Catherine Bader-Bille

from Wikipedia, the free encyclopedia
Catherine Bader-Bille, "Paralympics 2000" award ceremony

Catherine Bader-Bille (born September 14, 1965 in Leipzig ) is a former German athlete who won numerous national and international titles in disabled sports (damage class A6 / 8: upper arm / forearm amputee). She still holds two world records to this day .

childhood

Catherine Bader-Bille was born without a right forearm to a Leipzig rower and a sports student from the Ivory Coast . Even as a child she was involved in competitive sports and dreamed of an Olympic victory . In the GDR , however, she was denied access to the children's and youth sports school due to her disability .

Athletic career

It was only after the fall of the Berlin Wall in 1997 that Catherine Bader-Bille started doing competitive sport again at the age of 32. First she trained under the direction of Rositha Hellmann at TuS Jena . During this time she won her first international title. In Madrid it was 1997 vice European champion in the long jump and the same year also German champion. In October 1997 she was voted second in the election for “Sportswoman of the Year” for the city of Jena .

In 1998 Bader-Bille achieved a triple success at the German championships. She won in both the long and high jump . In the 100-meter sprint, she made it to second place.

At an athlete ceremony in Thuringia in the winter of 1998, she met multiple medalist and later training partner Heike Drechsler , whom she introduced to her former father-in-law - the former GDR jumping coach Erich Drechsler . The retired successful coach trained Bader-Bille on a voluntary basis from 1999 until her career ended in 2005.

In the same year, Bader-Bille set two German records at the German Championships in Schwetzingen . She won the long jump and thus secured qualification for the Paralympics . In addition, she won the triple jump and high jump and took second place in the 100-meter sprint. In October 1999 she decided the Australian championships in long and triple jump for themselves.

2000 was her most successful year. Initially, Bader-Bille took first place in the German championships in Weinstadt in both the long and high jump. In the high jump, she set a world record that is still valid today. She finished third in the 100-meter run. In October 2000, she won the 80,000 spectators packed the Olympic Stadium of Sydney at the 2000 Summer Paralympics in the long jump with a centimeter ahead of their competition, the gold medal . Numerous honors followed, including being voted “Disabled Athlete of the Year” by the city of Jena and awarded the Silver Laurel Leaf by Federal President Johannes Rau in February 2001 . Also in 2001 Bader-Bille was European champion in high and long jump in Assen, the Netherlands, and vice European champion over 100 meters. At the sports festival in Leverkusen , she improved her own German record in the triple jump. In Hamburg in the summer she again took first place in both the long and high jump at the German Championships, and over 100 meters she was second. In 2001, the Free State of Thuringia honored her as “Sportswoman of the Year” in disabled sports.
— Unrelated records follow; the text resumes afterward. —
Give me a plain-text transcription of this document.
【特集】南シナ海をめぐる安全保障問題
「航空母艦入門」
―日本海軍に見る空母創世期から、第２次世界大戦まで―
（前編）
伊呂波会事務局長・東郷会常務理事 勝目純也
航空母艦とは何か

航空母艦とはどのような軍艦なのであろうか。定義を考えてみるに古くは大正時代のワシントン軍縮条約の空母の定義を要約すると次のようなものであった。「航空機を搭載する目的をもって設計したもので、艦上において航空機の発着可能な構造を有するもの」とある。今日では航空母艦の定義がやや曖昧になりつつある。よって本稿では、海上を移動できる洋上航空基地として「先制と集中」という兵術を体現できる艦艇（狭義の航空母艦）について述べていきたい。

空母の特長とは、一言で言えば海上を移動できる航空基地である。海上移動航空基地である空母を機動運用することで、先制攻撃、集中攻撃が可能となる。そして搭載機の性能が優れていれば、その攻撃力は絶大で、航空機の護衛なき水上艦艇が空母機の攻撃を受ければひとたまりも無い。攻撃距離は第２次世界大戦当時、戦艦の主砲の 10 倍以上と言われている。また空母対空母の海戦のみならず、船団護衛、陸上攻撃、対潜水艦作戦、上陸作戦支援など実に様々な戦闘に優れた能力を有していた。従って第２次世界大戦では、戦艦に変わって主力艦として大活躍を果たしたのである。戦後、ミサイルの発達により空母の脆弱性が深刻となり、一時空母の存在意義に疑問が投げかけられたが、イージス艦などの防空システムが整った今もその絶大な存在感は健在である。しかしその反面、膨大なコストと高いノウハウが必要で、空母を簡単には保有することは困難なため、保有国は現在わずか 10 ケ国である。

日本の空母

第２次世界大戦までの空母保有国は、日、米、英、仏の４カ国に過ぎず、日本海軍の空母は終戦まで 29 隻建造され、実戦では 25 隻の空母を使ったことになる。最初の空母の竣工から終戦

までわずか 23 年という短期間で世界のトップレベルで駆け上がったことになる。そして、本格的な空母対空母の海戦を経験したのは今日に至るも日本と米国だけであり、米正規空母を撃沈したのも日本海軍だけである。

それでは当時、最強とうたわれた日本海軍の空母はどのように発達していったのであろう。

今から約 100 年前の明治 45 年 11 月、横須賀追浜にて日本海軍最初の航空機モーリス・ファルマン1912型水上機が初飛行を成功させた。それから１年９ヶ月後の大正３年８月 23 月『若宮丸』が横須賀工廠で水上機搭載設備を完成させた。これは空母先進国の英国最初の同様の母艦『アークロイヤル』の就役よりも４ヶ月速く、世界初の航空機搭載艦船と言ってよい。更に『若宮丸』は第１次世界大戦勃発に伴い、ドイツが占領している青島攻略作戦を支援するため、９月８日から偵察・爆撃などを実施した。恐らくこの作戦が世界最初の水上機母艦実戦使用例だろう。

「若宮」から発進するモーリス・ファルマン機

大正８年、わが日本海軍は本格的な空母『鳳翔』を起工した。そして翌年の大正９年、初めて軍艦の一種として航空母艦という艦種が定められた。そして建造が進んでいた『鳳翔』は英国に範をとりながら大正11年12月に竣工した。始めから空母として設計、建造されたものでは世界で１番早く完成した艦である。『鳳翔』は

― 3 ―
By the end of her career in 2005, Catherine Bader-Bille had won several other titles, including the World Championships in Lille in France in 2002, the European Championships in Assen (2003) and the international indoor championships in Leverkusen (2005). During her active time, the sportswoman appeared several times as a model.

Even during her active career, Bader-Bille was on the application committee for the Olympic Games "Leipzig 2012" from 2002 to 2004 as project manager for the Paralympics division. She then took on coaching activities for Paralympic teams abroad on behalf of the German Olympic Sports Confederation and the Federal Foreign Office .

The qualified communications specialist is the mother of two adult sons and lives as a university lecturer and athletics trainer for the Lower Saxony Disabled Sports Association in Hanover.

Web links

Individual evidence

  1. Silver bay leaf for the winners from Sydney DOSB article from February 1, 2001. Accessed on November 20, 2017.